Hemi-arthroplasty is an option for younger patients with sufficient glenoid bone stock. Replacement of the proximal humerus with a humeral component and conservative concentric glenoid reaming, without implantation of a glenoid component, removes the risk of glenoid component failure due to loosening [13, 51]. This procedure has also been found to be effective in the treatment of GHOA and may be an effective option in younger patients in order to retain bone for future revision surgeries [13, 5153]. In type B2 biconcave cases, conservative reaming to restore the glenoid to a single concavity, with the use of a humeral hemi-arthroplasty, may be an effective treatment for the arthritic triad [13]. Unfortunately, disadvantages of the hemi-arthroplasty include glenoid-sided arthritic pain, progressive glenoid erosion, and recurrent instability.

Reverse total shoulder arthroplasty

With the FDA’s approval of reverse total shoulder arthroplasty (RTSA) in 2004, RTSA has become increasingly popular in the management of rotator cuff tear arthropathy, showing improved outcomes as compared to hemi-arthroplasty [2]. Short, intermediate, and long-term outcomes of RTSA have shown improvements in joint function, in both younger patients (less than 60) [54] and older patients (greater than 60) [5558]; however, younger patients tend to report lower satisfaction [54] compared to older patients [5558]. Reverse total shoulder arthroplasty provides an effective solution for older patients with increased bone loss, and soft tissue imbalance, who require a more constrained prosthesis [12•].

One recurrent issue with RTSA is scapular notching [57, 59]. Scapular notching is controversial as some studies have demonstrated no effect on outcomes while others have shown decreased outcome scores with greater degrees of notching.
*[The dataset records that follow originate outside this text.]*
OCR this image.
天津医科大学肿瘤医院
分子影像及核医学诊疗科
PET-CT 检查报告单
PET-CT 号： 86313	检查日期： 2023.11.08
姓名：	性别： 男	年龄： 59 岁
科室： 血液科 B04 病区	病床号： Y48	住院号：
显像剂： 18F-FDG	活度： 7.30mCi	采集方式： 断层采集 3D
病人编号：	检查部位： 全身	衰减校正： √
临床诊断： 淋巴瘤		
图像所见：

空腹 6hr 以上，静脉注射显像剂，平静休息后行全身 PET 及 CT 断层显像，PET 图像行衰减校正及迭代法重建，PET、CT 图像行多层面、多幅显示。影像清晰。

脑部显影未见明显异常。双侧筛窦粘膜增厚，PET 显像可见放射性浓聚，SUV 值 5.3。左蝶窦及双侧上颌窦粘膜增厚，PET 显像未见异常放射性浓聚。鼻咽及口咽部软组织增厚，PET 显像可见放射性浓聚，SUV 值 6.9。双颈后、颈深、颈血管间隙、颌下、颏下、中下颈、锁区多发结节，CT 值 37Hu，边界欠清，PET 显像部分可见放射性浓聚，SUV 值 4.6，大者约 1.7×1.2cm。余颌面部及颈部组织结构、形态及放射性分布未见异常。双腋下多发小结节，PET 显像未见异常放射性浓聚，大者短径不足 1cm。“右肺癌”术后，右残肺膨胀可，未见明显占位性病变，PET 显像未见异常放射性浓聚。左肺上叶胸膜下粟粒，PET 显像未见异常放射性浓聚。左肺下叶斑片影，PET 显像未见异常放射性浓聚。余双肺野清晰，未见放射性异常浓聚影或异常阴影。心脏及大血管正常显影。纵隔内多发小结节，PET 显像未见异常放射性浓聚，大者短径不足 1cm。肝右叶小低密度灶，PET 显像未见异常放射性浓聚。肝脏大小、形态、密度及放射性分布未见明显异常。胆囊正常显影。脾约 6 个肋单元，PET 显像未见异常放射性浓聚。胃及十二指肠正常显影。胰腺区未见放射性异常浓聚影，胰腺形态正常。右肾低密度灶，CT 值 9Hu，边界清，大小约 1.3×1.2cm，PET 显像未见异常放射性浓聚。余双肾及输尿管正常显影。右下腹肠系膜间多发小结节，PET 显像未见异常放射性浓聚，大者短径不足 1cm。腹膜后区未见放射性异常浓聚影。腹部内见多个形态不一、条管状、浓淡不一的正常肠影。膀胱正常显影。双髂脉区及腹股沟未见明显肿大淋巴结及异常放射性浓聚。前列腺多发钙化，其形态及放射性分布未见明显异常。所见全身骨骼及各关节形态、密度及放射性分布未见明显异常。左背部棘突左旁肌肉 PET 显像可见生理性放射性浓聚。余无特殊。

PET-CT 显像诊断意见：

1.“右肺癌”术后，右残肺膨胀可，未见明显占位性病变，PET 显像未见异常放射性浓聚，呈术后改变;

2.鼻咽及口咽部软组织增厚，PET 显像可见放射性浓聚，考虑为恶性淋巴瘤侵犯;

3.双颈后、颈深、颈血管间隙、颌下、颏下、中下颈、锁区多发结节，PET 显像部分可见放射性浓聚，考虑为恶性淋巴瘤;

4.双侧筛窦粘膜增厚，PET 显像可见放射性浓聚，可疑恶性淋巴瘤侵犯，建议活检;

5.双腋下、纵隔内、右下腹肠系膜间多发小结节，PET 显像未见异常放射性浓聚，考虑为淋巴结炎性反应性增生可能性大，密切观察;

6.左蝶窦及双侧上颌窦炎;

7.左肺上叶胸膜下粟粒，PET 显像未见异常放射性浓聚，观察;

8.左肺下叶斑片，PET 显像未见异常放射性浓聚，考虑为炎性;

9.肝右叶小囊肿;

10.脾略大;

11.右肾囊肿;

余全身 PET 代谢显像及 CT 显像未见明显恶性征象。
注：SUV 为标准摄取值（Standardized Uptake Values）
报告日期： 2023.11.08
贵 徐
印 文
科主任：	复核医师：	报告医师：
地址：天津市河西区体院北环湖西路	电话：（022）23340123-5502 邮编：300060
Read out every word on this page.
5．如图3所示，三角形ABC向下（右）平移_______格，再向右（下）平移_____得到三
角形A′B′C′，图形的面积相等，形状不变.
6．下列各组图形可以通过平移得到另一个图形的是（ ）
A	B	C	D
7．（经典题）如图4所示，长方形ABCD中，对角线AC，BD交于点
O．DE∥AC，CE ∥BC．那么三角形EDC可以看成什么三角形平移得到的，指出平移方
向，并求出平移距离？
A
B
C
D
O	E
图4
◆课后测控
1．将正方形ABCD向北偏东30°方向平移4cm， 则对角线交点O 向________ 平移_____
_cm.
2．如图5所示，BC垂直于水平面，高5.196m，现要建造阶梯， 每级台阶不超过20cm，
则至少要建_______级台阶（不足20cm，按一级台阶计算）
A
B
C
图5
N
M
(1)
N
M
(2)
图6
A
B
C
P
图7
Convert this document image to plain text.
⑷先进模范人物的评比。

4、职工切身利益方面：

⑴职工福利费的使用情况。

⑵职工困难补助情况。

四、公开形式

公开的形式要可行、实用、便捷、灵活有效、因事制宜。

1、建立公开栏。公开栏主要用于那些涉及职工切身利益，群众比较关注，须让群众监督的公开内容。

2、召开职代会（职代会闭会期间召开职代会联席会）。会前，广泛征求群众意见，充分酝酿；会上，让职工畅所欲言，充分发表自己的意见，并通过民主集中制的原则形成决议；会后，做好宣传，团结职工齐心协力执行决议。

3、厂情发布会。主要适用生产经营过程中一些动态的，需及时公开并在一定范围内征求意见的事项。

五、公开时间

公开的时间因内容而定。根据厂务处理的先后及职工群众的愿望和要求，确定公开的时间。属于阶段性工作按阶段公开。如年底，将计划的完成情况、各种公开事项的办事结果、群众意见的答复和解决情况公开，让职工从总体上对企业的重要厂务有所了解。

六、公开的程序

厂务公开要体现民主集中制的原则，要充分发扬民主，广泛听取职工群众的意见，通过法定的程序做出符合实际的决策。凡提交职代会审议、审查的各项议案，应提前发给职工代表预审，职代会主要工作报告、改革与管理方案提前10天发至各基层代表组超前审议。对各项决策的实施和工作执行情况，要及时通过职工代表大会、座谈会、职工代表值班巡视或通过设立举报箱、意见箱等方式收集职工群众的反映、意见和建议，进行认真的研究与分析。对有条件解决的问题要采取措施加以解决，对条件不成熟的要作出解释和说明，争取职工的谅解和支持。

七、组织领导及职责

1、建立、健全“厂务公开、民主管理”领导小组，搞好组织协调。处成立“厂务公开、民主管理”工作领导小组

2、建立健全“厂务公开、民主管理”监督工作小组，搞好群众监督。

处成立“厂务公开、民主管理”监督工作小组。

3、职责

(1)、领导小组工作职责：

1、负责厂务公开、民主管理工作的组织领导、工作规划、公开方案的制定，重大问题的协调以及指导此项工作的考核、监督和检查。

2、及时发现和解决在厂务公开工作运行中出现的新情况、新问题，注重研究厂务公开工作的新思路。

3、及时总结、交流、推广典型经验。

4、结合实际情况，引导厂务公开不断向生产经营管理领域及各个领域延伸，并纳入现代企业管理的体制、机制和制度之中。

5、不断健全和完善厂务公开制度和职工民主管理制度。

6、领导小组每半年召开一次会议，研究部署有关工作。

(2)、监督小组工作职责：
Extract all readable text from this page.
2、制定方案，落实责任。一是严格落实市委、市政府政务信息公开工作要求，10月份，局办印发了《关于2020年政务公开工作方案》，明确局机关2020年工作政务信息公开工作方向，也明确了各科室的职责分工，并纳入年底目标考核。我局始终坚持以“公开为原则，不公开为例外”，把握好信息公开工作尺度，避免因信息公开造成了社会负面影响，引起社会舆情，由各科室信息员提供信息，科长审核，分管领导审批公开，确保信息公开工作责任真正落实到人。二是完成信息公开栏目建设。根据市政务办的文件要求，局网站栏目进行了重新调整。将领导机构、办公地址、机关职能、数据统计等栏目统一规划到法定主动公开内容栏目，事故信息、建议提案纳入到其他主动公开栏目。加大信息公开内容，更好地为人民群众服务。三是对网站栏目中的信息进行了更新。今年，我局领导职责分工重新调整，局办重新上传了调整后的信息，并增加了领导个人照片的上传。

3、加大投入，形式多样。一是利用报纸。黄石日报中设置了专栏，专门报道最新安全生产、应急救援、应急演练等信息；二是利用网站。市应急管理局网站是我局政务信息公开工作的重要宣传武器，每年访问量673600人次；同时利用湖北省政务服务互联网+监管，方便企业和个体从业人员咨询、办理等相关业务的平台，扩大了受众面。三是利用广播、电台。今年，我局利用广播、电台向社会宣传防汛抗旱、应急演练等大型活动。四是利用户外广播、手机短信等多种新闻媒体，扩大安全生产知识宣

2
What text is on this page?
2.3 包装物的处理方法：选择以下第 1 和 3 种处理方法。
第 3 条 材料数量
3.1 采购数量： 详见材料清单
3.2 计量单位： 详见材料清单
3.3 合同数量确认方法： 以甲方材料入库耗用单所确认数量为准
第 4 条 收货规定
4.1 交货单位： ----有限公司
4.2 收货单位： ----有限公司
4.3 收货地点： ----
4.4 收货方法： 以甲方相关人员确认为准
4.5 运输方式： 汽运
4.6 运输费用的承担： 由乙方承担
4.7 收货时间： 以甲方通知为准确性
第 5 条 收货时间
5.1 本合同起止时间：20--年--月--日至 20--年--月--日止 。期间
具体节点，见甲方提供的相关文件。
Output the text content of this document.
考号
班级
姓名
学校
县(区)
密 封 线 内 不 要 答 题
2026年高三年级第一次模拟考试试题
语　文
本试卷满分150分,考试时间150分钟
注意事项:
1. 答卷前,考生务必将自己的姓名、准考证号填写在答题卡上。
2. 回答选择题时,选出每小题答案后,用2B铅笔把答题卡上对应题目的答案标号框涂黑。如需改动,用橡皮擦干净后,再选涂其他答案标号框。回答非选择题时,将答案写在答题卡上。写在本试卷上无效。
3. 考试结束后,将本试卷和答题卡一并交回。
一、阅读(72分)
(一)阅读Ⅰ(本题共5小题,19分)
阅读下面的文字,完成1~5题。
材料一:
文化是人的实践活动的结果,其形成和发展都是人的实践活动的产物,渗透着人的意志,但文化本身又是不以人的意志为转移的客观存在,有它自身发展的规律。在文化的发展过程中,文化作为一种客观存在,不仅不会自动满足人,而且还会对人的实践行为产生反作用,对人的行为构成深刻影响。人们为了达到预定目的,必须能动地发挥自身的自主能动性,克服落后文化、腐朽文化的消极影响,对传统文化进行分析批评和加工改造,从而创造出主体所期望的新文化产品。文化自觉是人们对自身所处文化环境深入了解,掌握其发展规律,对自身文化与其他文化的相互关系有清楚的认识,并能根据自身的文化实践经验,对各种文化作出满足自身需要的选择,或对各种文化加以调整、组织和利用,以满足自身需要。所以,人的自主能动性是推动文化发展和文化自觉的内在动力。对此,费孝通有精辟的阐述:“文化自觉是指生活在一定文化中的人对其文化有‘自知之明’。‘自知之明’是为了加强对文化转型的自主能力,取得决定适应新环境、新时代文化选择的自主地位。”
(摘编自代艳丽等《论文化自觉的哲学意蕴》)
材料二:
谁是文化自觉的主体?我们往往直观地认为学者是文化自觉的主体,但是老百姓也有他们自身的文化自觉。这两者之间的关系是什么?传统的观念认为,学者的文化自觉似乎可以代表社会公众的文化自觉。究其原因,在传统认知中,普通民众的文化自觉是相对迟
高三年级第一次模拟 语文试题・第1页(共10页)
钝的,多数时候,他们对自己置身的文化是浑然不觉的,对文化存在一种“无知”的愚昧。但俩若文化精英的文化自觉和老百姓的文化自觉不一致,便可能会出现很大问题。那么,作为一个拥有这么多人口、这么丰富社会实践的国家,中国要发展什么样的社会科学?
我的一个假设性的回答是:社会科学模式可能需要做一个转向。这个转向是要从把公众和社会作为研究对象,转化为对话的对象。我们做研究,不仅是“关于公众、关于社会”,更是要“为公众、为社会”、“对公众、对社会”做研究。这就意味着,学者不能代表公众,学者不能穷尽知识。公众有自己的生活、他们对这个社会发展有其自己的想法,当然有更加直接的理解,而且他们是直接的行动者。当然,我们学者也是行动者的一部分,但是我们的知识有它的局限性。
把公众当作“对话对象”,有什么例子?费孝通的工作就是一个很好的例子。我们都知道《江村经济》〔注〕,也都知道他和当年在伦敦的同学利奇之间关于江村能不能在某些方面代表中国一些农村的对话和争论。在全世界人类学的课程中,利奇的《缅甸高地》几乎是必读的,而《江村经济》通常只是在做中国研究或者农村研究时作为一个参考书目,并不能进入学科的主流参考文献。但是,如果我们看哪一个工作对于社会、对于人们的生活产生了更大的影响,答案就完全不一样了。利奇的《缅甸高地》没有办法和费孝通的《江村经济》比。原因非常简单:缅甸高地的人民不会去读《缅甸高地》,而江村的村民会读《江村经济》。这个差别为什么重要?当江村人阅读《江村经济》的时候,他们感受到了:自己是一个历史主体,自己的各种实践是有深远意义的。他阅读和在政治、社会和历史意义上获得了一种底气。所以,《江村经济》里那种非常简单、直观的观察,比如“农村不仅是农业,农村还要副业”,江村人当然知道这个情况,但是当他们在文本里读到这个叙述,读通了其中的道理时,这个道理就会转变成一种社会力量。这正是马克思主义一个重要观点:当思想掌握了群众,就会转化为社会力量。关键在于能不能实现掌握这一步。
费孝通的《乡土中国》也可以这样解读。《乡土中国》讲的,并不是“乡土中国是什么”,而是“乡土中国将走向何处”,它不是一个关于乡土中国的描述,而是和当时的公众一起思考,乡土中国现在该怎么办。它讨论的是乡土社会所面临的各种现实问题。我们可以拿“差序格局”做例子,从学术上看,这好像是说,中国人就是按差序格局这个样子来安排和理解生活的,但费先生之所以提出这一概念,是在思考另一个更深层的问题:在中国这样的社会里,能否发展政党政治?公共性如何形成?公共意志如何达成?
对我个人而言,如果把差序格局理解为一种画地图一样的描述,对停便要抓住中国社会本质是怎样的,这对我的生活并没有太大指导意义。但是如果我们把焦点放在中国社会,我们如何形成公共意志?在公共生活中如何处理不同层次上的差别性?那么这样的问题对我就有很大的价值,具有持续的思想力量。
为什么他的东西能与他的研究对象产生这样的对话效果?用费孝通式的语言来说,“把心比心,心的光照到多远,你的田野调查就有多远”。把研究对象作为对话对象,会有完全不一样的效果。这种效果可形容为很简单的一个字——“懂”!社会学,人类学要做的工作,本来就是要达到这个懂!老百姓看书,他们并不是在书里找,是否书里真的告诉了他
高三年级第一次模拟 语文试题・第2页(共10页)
A classification system for scapular notching was devised by Sirveaux et al., who describes the extent of notching in relation to the inferior screw [58]. This classification describes four levels of scapular notching: 0 = no notch, 1 = small notching short of the inferior screw, 2 = medium notch reaching the inferior screw, and 3 = large notch extending beyond the inferior screw. To reduce scapular notching, a bone graft between the baseplate (with an extended post) and glenoid has been suggested to lateralize the joint [60]. This procedure, termed bony-increased offset reverse shoulder arthroplasty (BIO-RSA), has been suggested in the treatment of asymmetric glenoid erosion with a biconcave glenoid, in order to reconstruct the joint line and reduce scapular notching [10•, 61, 62]. Long-term clinical outcomes of this procedure have yet to be reported, and limitations in standard clinical imaging to assess bone graft resorption at the baseplate should be considered in this procedure [63].

Patient-specific options

The focus of current patient-specific literature in the shoulder has been on the increased accuracy of component placement with patient-specific positioning guides and 3D pre-operative templating. Improved glenoid component positioning accuracy, compared to traditional techniques, has been reported for standard and augmented components [47, 6466] and in baseplate positioning in RTSA procedures [67]. These devices are possible due to advancements in medical imaging software, 3D printing technologies, and improved knowledge of the osteoarthritic joint. Many implant manufacturers now offer custom software with the use of 3D reconstructions of patient anatomy to assist in the computational pre-operative placement of arthroplasty components. This software also allows for the 3D printing of patient-specific drill guides to assist in drill placement intra-operatively.

Conclusions

Glenoid morphology and subchondral bone changes, as the result of progressive osteoarthritis, cause difficulty in the surgical management of the glenohumeral joint. The level of bony erosion and the corresponding bone adaptations, as well as patient age and activity level, should be considered when choosing joint replacements for patients with advanced OA. To improve previous suboptimal outcomes of glenoid component loosening, patient-specific guides may improve the accuracy of component placement, with the potential to improve the long-term survivability of these components.